C’est l’histoire d’un employeur qui surprend un salarié malade en train de travailler pour une autre entreprise…

Pourtant en arrêt maladie, un salarié exerce à 8 reprises des missions pour une autre entreprise, non concurrente. Ce qui n’est pas du goût de son employeur qui, parce que le salarié en a l’âge, prononce sa mise à la retraite d’office…

« Injustifiée ! » pour le salarié : cette activité n’a pas causé de dommage à son employeur puisqu’elle a été réalisée pour une entreprise non concurrente et n’a rien à voir avec ses fonctions initiales. « Justifiée ! », au contraire, pour l’employeur : une règle prévue dans l’entreprise empêche un salarié de travailler pour un autre employeur durant un arrêt maladie.

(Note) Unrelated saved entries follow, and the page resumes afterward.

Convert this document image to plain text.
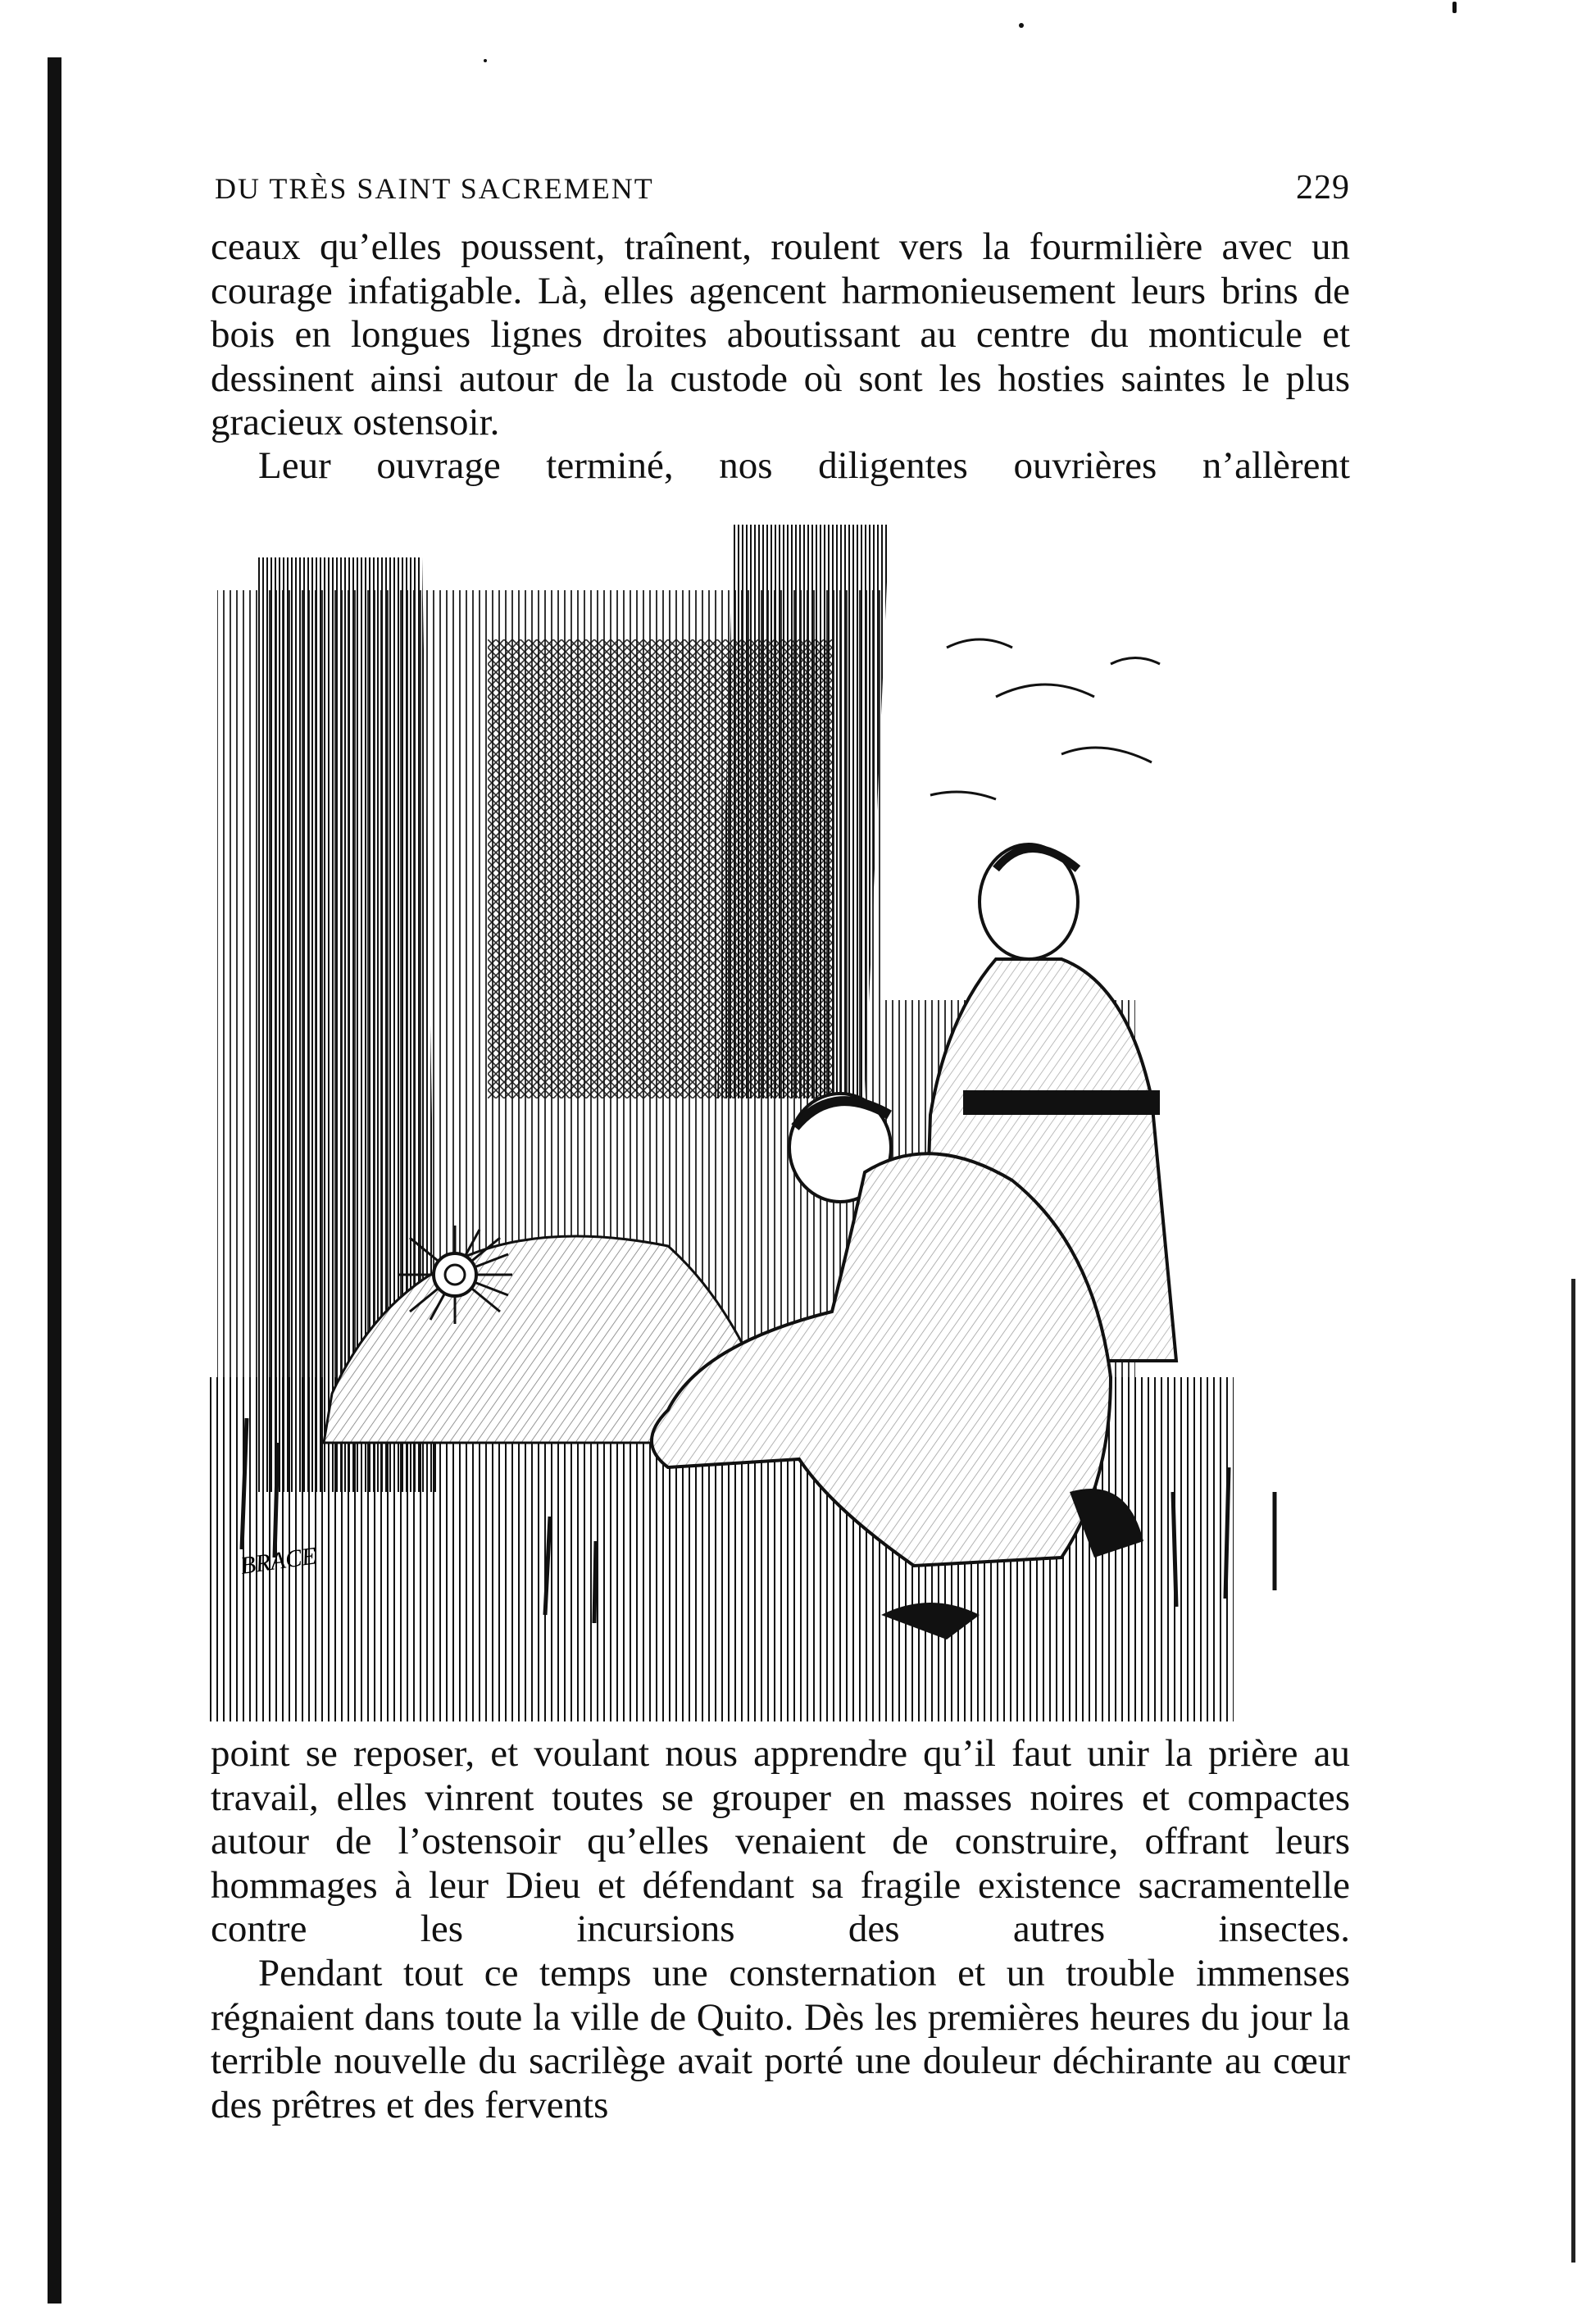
DU TRÈS SAINT SACREMENT	229

ceaux qu’elles poussent, traînent, roulent vers la fourmilière avec un courage infatigable. Là, elles agencent harmonieusement leurs brins de bois en longues lignes droites aboutissant au centre du monticule et dessinent ainsi autour de la custode où sont les hosties saintes le plus gracieux ostensoir.

Leur ouvrage terminé, nos diligentes ouvrières n’allèrent

BRACE

point se reposer, et voulant nous apprendre qu’il faut unir la prière au travail, elles vinrent toutes se grouper en masses noires et compactes autour de l’ostensoir qu’elles venaient de construire, offrant leurs hommages à leur Dieu et défendant sa fragile existence sacramentelle contre les incursions des autres insectes.

Pendant tout ce temps une consternation et un trouble immenses régnaient dans toute la ville de Quito. Dès les premières heures du jour la terrible nouvelle du sacrilège avait porté une douleur déchirante au cœur des prêtres et des fervents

Ce faisant, la faute commise ici empêche de poursuivre le contrat de travail sans avoir besoin de prouver un dommage…

Ce qu’admet le juge, qui donne raison à l’employeur : l’exercice récurrent d’une activité rémunérée pour le compte d’un autre employeur durant l’arrêt maladie en méconnaissance d’une règle applicable dans l’entreprise constitue une faute sans avoir besoin de prouver un dommage.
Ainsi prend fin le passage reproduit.